What to do: See a doctor, who will likely first check you for underlying conditions related to PLMD. Diabetes, thyroid disorders, anemia, and a number of other conditions can cause PLMD. If you do have another condition, the doctor will treat it and see if the PLMD goes away. The next step is to control the involuntary movements with medication. Drugs that suppress muscle contractions work well for preventing PLMD. The doctor may also prescribe medication to help you sleep more deeply, with the idea of preventing the involuntary movements from keeping you in light sleep.
A catch-all term for the inability to fall or stay asleep, sleeplessness is -- as sufferers know -- a very serious problem. It's sleeplessness whenever something, whether it's physical pain, anxiety, or an underlying condition, prevents you from falling asleep within a reasonable amount of time or staying asleep long enough to achieve a good night's sleep.
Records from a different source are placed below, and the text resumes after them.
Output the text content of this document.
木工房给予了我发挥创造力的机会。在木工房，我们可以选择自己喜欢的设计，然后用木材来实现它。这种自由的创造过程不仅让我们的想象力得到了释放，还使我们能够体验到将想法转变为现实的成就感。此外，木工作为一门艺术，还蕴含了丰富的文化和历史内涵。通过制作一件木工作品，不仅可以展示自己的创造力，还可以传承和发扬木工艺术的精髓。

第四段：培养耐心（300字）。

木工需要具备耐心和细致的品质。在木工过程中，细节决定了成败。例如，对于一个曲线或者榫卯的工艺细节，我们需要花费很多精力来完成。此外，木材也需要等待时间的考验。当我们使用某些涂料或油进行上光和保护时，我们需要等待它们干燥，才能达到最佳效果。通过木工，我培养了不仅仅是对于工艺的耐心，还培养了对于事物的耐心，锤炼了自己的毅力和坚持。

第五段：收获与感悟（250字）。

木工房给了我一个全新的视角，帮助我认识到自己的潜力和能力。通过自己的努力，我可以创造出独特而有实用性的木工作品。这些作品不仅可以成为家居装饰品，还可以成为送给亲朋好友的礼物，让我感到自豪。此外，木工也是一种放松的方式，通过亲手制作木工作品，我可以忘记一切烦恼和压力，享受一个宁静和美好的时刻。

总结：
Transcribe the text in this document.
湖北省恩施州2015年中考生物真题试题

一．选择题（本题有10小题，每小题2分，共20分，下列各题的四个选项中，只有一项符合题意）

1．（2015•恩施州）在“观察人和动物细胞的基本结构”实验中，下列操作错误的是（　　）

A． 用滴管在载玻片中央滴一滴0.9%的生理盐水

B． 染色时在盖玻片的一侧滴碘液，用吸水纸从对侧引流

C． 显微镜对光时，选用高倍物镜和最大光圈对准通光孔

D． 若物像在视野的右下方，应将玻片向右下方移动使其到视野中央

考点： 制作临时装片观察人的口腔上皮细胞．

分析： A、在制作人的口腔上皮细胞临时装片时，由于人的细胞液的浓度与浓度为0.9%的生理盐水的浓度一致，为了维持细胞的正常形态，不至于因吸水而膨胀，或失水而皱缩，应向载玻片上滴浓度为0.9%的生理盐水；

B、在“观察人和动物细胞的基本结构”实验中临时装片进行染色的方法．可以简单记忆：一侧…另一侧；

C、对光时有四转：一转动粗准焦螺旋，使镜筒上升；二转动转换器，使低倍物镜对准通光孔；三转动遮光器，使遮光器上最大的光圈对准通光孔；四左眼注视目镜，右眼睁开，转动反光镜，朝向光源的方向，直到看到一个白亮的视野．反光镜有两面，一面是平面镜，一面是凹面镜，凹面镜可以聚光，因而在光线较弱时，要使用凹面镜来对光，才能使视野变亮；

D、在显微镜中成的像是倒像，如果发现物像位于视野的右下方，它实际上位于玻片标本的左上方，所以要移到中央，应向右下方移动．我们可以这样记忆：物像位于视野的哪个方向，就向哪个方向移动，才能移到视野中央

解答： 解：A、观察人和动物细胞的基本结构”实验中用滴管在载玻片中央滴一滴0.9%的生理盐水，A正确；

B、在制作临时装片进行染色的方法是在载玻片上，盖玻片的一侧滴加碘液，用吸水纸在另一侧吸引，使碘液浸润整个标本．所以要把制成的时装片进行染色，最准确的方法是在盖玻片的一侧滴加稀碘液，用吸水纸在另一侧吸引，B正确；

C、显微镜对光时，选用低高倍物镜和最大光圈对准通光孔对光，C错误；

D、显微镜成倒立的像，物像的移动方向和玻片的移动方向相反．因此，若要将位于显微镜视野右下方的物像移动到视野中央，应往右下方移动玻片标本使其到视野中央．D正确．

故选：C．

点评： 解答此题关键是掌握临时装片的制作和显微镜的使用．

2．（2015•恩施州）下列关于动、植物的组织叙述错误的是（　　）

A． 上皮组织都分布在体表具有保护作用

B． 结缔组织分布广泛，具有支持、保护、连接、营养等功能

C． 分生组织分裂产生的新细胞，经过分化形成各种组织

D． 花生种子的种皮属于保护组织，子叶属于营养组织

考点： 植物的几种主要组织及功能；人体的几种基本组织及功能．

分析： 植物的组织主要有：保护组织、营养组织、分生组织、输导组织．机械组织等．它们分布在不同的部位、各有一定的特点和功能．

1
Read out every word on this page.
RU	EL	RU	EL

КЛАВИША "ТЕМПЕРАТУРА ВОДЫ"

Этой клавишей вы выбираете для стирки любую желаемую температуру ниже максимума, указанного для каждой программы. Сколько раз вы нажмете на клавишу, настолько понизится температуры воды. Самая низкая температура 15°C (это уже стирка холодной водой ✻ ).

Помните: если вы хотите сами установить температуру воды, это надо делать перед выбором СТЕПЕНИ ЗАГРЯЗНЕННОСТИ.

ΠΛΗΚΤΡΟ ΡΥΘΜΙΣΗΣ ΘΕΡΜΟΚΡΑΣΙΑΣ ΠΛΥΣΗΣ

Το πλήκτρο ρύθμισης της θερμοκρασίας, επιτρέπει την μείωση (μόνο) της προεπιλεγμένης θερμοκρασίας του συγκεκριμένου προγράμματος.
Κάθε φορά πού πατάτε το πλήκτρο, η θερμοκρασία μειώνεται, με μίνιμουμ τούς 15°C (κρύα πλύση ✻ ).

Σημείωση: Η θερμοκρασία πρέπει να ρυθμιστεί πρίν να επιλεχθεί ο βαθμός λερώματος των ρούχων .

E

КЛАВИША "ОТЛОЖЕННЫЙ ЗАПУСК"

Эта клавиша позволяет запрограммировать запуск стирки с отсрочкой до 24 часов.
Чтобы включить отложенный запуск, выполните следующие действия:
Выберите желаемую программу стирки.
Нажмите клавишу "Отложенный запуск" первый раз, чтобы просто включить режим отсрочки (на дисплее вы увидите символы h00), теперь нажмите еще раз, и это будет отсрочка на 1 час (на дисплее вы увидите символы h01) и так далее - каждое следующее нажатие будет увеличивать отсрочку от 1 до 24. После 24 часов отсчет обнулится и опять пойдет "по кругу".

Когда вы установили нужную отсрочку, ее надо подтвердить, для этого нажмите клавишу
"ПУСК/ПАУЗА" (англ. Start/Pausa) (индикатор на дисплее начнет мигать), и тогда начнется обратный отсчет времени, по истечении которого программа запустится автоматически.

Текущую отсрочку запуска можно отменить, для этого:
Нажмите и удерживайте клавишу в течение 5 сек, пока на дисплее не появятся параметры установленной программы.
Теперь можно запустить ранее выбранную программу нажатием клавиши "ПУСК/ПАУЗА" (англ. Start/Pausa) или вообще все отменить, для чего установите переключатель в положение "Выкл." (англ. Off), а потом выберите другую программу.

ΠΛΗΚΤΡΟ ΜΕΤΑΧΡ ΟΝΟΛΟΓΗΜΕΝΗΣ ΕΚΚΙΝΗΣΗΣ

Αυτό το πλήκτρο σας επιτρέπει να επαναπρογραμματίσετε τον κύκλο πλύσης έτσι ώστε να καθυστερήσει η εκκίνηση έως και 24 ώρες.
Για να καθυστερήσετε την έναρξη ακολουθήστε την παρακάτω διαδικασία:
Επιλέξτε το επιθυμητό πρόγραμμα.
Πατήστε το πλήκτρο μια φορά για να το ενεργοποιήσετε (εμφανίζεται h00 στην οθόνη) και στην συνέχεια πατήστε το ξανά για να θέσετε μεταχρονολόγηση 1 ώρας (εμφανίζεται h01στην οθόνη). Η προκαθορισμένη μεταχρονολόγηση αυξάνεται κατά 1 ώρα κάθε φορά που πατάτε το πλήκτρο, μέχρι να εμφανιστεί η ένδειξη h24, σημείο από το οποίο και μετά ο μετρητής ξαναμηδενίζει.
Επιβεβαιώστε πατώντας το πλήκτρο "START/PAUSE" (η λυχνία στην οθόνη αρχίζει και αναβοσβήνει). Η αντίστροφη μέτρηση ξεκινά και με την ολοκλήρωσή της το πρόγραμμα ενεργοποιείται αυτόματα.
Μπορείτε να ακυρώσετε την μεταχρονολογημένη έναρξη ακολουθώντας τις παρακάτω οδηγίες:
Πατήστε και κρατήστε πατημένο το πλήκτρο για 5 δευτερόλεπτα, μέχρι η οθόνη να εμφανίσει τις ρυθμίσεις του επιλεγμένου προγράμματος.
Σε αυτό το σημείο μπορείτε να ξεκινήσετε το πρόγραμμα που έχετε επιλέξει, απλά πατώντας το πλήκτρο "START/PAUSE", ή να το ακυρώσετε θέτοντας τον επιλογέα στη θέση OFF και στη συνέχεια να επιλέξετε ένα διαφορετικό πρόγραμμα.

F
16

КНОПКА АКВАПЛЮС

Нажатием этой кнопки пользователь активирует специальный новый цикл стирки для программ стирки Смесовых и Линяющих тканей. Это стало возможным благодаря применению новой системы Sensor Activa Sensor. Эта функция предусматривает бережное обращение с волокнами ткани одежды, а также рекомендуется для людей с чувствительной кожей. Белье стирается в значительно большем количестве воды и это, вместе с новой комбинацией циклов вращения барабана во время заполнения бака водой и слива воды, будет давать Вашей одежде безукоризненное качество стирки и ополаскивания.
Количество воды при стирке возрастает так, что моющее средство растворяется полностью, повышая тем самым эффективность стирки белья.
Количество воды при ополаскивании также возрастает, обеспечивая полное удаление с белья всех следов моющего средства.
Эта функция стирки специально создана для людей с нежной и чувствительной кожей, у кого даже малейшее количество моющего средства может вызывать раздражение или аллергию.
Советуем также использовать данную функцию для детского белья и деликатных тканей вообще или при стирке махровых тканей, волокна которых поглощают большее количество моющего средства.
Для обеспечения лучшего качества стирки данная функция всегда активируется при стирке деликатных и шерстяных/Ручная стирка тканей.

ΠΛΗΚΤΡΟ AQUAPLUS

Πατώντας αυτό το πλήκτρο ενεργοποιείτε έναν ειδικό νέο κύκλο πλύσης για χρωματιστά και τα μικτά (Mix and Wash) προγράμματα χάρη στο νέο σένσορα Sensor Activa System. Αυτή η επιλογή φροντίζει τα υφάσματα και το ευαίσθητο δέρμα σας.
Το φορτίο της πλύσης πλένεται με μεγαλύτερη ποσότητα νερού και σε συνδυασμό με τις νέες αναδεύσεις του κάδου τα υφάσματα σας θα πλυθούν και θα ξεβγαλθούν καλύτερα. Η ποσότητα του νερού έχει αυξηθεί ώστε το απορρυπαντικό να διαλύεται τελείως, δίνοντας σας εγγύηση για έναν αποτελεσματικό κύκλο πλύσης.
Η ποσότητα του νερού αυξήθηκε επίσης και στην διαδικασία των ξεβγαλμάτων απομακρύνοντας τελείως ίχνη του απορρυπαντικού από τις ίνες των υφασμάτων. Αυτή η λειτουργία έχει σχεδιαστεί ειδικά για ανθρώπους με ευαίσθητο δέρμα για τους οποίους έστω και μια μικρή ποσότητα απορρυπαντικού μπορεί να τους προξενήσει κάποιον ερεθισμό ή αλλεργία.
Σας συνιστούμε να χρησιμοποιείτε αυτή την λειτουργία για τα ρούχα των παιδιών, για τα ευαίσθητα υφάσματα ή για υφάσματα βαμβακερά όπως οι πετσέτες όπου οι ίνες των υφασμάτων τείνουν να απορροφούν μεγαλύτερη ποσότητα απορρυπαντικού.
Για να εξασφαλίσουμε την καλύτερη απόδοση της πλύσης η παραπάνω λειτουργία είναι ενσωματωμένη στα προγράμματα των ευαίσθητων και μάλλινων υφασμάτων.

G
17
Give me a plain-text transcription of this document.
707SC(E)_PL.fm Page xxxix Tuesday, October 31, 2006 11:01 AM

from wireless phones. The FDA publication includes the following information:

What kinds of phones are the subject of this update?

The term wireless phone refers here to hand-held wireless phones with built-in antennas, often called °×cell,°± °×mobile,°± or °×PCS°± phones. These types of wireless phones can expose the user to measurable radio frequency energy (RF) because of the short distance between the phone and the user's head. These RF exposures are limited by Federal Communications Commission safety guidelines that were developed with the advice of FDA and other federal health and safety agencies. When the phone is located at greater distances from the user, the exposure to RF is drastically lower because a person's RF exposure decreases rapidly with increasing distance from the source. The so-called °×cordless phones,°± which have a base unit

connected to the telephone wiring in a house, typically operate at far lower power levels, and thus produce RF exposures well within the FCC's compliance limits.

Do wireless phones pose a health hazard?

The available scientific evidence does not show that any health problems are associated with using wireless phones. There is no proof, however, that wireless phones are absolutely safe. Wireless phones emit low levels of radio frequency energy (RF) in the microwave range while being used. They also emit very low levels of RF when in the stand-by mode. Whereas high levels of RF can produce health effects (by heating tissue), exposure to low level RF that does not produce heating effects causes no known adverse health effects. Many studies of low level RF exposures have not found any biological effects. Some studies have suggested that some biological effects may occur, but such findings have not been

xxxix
What to do: Talk to experts about sleeplessness, and you'll be told to practice good "sleep hygiene." What this means is that you need to take your lack of sleep seriously and look at your sleep habits and physical surroundings to see what might be preventing you from sleeping well. Start with your evening habits: What do you do in the hours before bed? Eliminate late-night eating, drinking, and computer use and your chances of falling asleep quickly and sleeping soundly are much greater. Use the last hour before bed to do things that relax you, like taking a warm bath, meditating, or reading.
Next take a look at your bedroom. Is it completely dark? If not, find the light sources and eliminate them. This might mean taking big steps, like hanging light-blocking shades, or small steps, like putting duct tape over the tiny lights in smoke alarms.
Now consider noise. If a ticking clock disturbs you, buy one that doesn't tick, or use your phone. Turn clock radios and MP3 players to the wall and cover lighted screens. Lay in supplies of earplugs, eye masks, and anything else that helps screen out light as well as sound. Some people find a fan or white-noise machine is soothing and blocks out street noise. If you don't like wearing earplugs or an eye mask when you fall asleep, keep them on your bedside table in case you wake up later. Many people find they're more sensitive to light and sound in the middle of the night.
Experts also recommend using your bedroom only for sleeping and sex. If you've got papers strewn around or you bring your laptop to bed, you bring that stress with you when you go to sleep.